Clip from the Prelude – the first minute is dedicated to a black screen

Heaven and Earth Magic (1962)

Heaven and Earth Magic
Directed by Harry Smith
First viewing/YouTube
One of 1001 Movies You Must See Before You Die


If you have only 1001 slots on a list, why waste one on this thing?

This is “art” and there is no discernible story and no dialogue.  It looks like Smith cut images out of very old publications and animated them with a stop motion technique.  The film is fairly repetitive.  Themes are fluids dripping, eggs cracking and giving birth to new images, and mallets destroying the images.

Well, I gave myself permission to fall asleep and actually stayed awake for the whole thing so that’s something.  There is no way I would have watched at all if it had not been for the List.  Admittedly, it’s like nothing I have ever seen before.  There is a way to make a beautiful film out of paper cut-outs.  It is called The Adventures of Prince Achmed (1926).

Trailer for “expanded” version with live accompaniment

The Manchurian Candidate

The Manchurian Candidate
Directed by John Frankenheimer
Written by George Axelrod from a novel by Richard Conden
M.C. Productions
Repeat viewing/My DVD collection
One of 1001 Movies You Must See Before You Die

Bennett Marco: Raymond Shaw is the kindest, bravest, warmest, most wonderful human being I’ve ever known in my life.

I consider this the best conspiracy movie ever made.  Pity about Janet Leigh’s character, though.

As the movie begins a unit headed by Major Bennett Marco (Frank Sinatra) is on a reconnaissance mission behind enemy lines in North Korea.  Marco credits Staff Sergeant Raymond Shaw (Laurence Harvey) with saving the lives of the survivors of the action and Shaw receives the Medal of Honor for his heroism.  After returning to the U.S., Marco suffers from weird recurring nightmares in which Shaw commits unspeakable acts during a gardening club meeting.  These are so distressing that his commanding officer orders him to take it easy.  Marco believes he is losing his mind until he is approached by one of his comrades who is having similar nightmares.  He becomes determined to ferret out the truth.

In the meantime, Raymond’s mother (Angela Lansbury) and step-father Senator Johnny Iselin (James Gregory) are basking in Raymond’s glory.  The Iselins are rabid Red-baiters and have ambitions to take the White House.  Raymond hates his mother for breaking up the great romance of his life and despises Johnny and his politics.  Anyone who has not had the story spoiled previously will be glad that I stop here.

One aspect of the movie that cannot be spoiled is Marco’s bizarre encounter with Rosie (Janet Leigh) on a train.  It is love at first sight on her part featuring dialogue that can only be described as surreal.  The Rosie-Marco romance is the one weak spot in an otherwise excellent and chilling movie.

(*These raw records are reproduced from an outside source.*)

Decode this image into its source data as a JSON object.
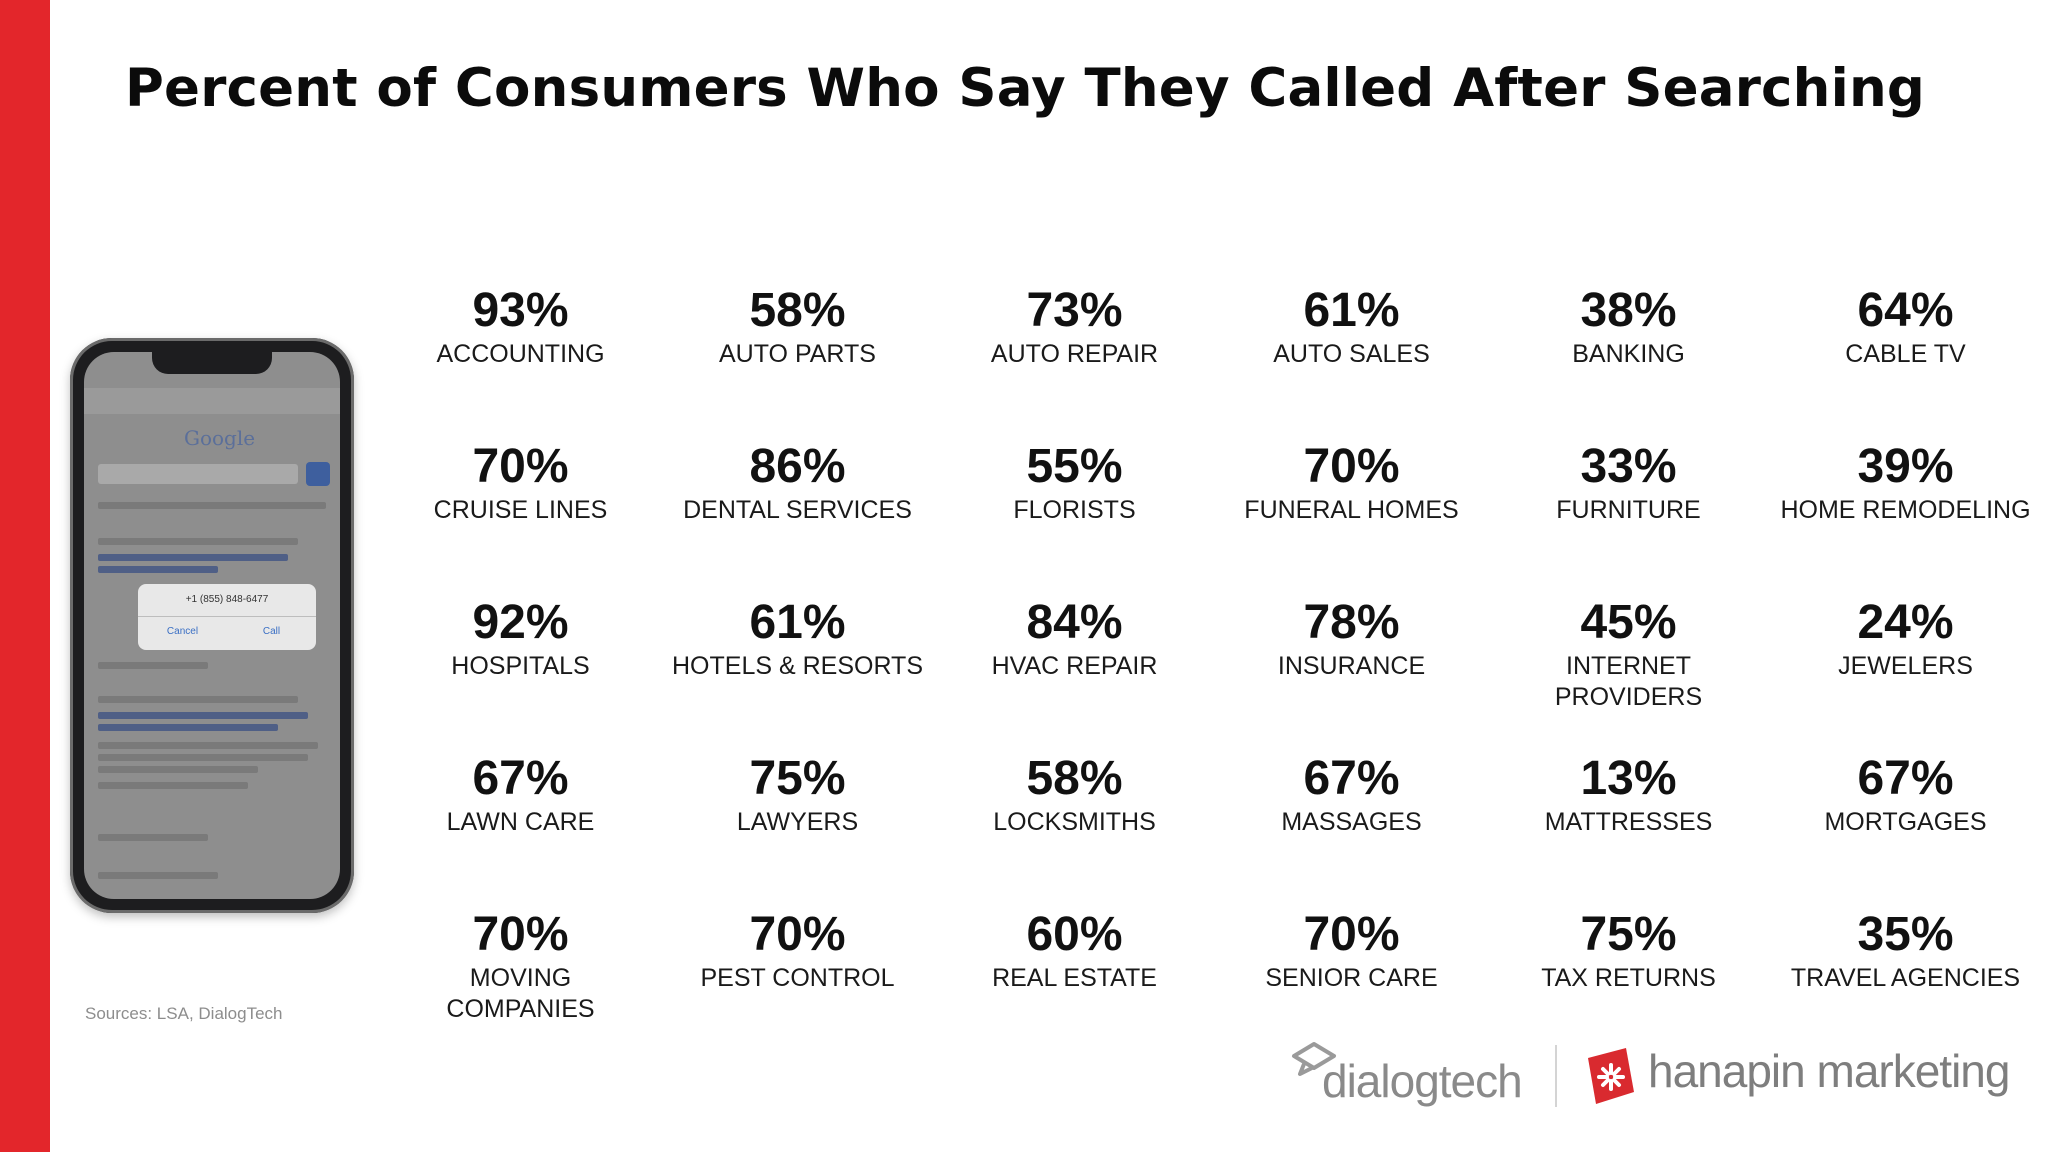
{
  "title": "Percent of Consumers Who Say They Called After Searching",
  "accent_color": "#e3262b",
  "industries": [
    {
      "percent": "93%",
      "label": "ACCOUNTING"
    },
    {
      "percent": "58%",
      "label": "AUTO PARTS"
    },
    {
      "percent": "73%",
      "label": "AUTO REPAIR"
    },
    {
      "percent": "61%",
      "label": "AUTO SALES"
    },
    {
      "percent": "38%",
      "label": "BANKING"
    },
    {
      "percent": "64%",
      "label": "CABLE TV"
    },
    {
      "percent": "70%",
      "label": "CRUISE LINES"
    },
    {
      "percent": "86%",
      "label": "DENTAL SERVICES"
    },
    {
      "percent": "55%",
      "label": "FLORISTS"
    },
    {
      "percent": "70%",
      "label": "FUNERAL HOMES"
    },
    {
      "percent": "33%",
      "label": "FURNITURE"
    },
    {
      "percent": "39%",
      "label": "HOME REMODELING"
    },
    {
      "percent": "92%",
      "label": "HOSPITALS"
    },
    {
      "percent": "61%",
      "label": "HOTELS & RESORTS"
    },
    {
      "percent": "84%",
      "label": "HVAC REPAIR"
    },
    {
      "percent": "78%",
      "label": "INSURANCE"
    },
    {
      "percent": "45%",
      "label": "INTERNET PROVIDERS"
    },
    {
      "percent": "24%",
      "label": "JEWELERS"
    },
    {
      "percent": "67%",
      "label": "LAWN CARE"
    },
    {
      "percent": "75%",
      "label": "LAWYERS"
    },
    {
      "percent": "58%",
      "label": "LOCKSMITHS"
    },
    {
      "percent": "67%",
      "label": "MASSAGES"
    },
    {
      "percent": "13%",
      "label": "MATTRESSES"
    },
    {
      "percent": "67%",
      "label": "MORTGAGES"
    },
    {
      "percent": "70%",
      "label": "MOVING COMPANIES"
    },
    {
      "percent": "70%",
      "label": "PEST CONTROL"
    },
    {
      "percent": "60%",
      "label": "REAL ESTATE"
    },
    {
      "percent": "70%",
      "label": "SENIOR CARE"
    },
    {
      "percent": "75%",
      "label": "TAX RETURNS"
    },
    {
      "percent": "35%",
      "label": "TRAVEL AGENCIES"
    }
  ],
  "phone": {
    "search_logo": "Google",
    "dialog_number": "+1 (855) 848-6477",
    "dialog_cancel": "Cancel",
    "dialog_call": "Call"
  },
  "sources": "Sources: LSA, DialogTech",
  "logos": {
    "dialogtech": "dialogtech",
    "dialogtech_icon": "dialogtech-icon",
    "hanapin": "hanapin marketing",
    "hanapin_icon": "hanapin-icon",
    "hanapin_color": "#e3262b"
  }
}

All of the principal players are at the top of their game and Lansbury’s performance is unforgettable.  It’s unfortunate that she was competing for the Oscar that year with Patty Duke, who could not have been denied.  Every technical aspect is practically perfect as well.  Highly recommended.

The Manchurian Candidate was nominated for Academy Awards in the categories of Best Supporting Actress (Lansbury) and Best Film Editing.